16.2.08

Tão perto, tão longe

Berlim (Dia 9): É preciso esperar pelo último filme exibido em competição oficial - e é mesmo, cronologicamente, o último - para encontrar um cineasta novo. Novo, no sentido de assinar o seu primeiro filme e de, ao fazê-lo, propor uma linguagem própria e uma identidade perfeitamente definida.

Mais: Lance Hammer é um cineasta americano formado no sistema de produção dos grandes estúdios (como diretor artístico) e "apadrinhado" por gente que fez carreira na indústria (o produtor Mark Johnson, durante muitos anos sócio de Barry Levinson, o realizador de RAIN MAN, e o diretor Andrew Adamson, autor do primeiro SHREK e de AS CRÔNICAS DE NÁRNIA). Mas o que faz um filme que recebeu o prêmio de "excelência em direção" em Sundance 2008 e que a crítica tem identificado com o realismo social dos irmãos Dardenne ou com a austeridade de Carlos Reygadas?

BALLAST é tecnicamente um filme independente americano e criativamente um filme europeu. Pega numa história que, contada no modo narrativo tradicional, daria para uma curta: depois da morte do pai, uma criança de 12 anos é apanhada no meio de uma guerra entre o tio (irmão gêmeo do pai) e a mãe (que já estava dele separada) pela casa e a loja da família.

Mas o que interessa a Lance Hammer não é a narrativa. Ou antes: o que lhe interessa é o que fica por dizer entre os (esparsos) diálogos. O modo como Lawrence (o irmão), Marlee (a esposa) e James (o filho) vivem longe, como a paisagem desolada, chuvosa, cinzenta, o isolamento rural, o “nada” são tantas prisões que os impedem de voar para outro longe.

Sobretudo: como os adultos podem dar cabo da vida dos filhos, como as pessoas tentam reconstruir as suas vidas depois de uma tragédia. E como é possível encontrar a esperança dentro de nós quando parece não haver nenhuma à vista; e como às vezes basta um pequeno passo aqui tão perto para fazer uma grande diferença.

Construído a partir de improvisações coletivas por um elenco de atores não profissionais da zona do Mississipi, onde foi rodado, substituindo qualquer tipo de música por um trabalho notável de mixagem de som (ecos de Gus van Sant), BALLAST é um objeto de singular liberdade criativa que revela uma vontade e uma postura estética absolutamente rara no atual cinema independente americano. É um filme que não faz concessões de espécie nenhuma: quem quiser que o siga.

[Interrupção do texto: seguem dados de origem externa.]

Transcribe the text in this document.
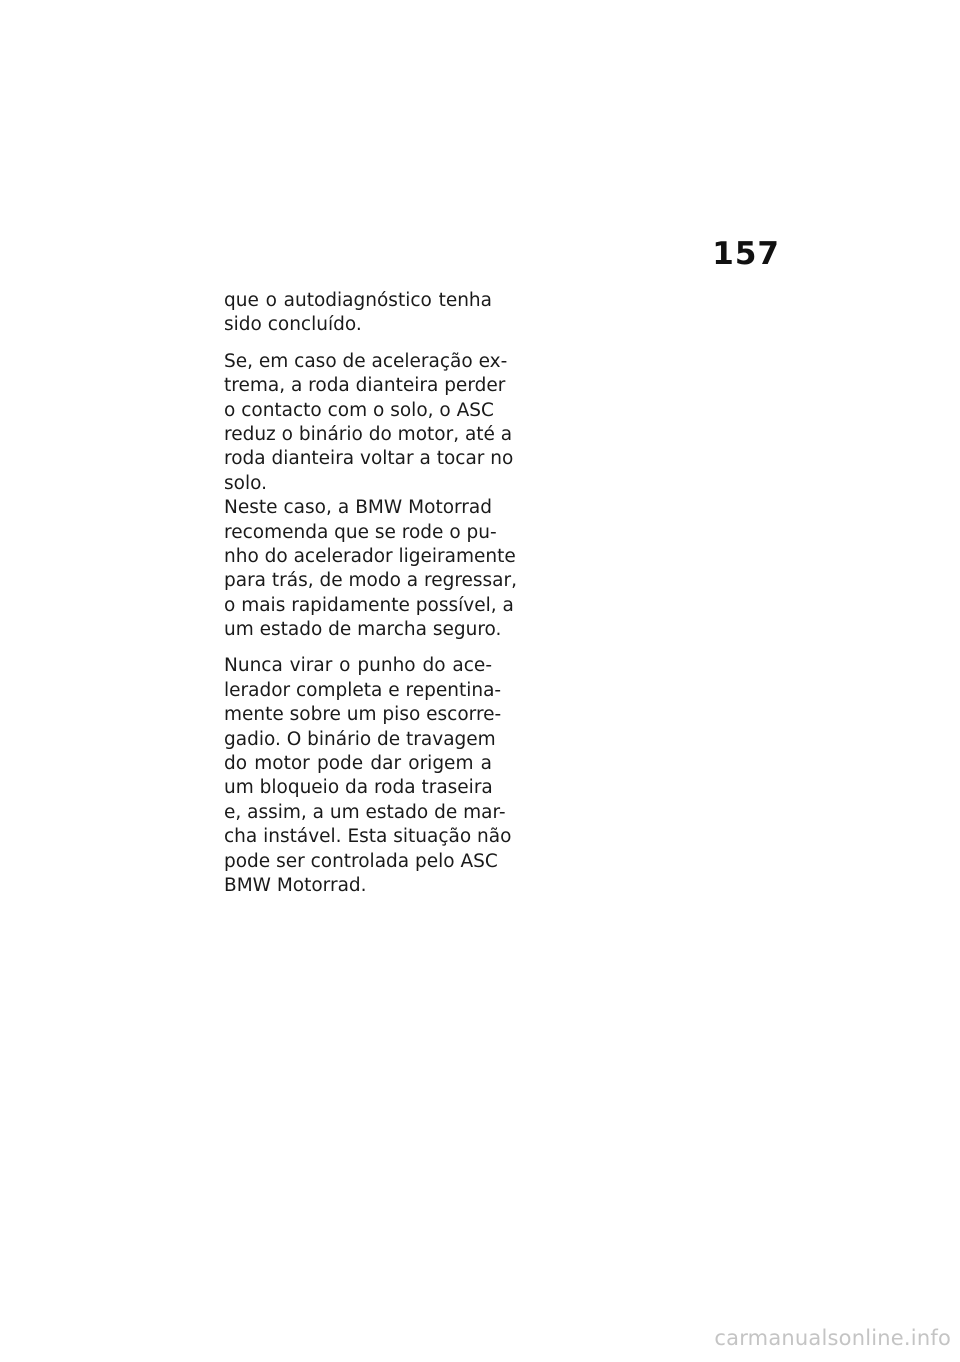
157
que o autodiagnóstico tenha
sido concluído.
Se, em caso de aceleração ex-
trema, a roda dianteira perder
o contacto com o solo, o ASC
reduz o binário do motor, até a
roda dianteira voltar a tocar no
solo.
Neste caso, a BMW Motorrad
recomenda que se rode o pu-
nho do acelerador ligeiramente
para trás, de modo a regressar,
o mais rapidamente possível, a
um estado de marcha seguro.
Nunca virar o punho do ace-
lerador completa e repentina-
mente sobre um piso escorre-
gadio. O binário de travagem
do motor pode dar origem a
um bloqueio da roda traseira
e, assim, a um estado de mar-
cha instável. Esta situação não
pode ser controlada pelo ASC
BMW Motorrad.
carmanualsonline.info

(Não houve muita gente disposta a isso, na primeira projeção de imprensa, a julgar pela percentagem de abandonos; mas isso é mais uma conseqüência da sua programação tardia no festival e do tom autoral demasiado raro na seleção oficial deste ano).

BALLAST não é um filme perfeito, mas o que lhe falta em perfeição, se compensa em emoção, alma e crença no poder da imagem em movimento. É uma das melhores estréias em muito tempo e o sexto grande filme de Berlim 2008 - E o mais forte candidato outsider ao Urso de Ouro.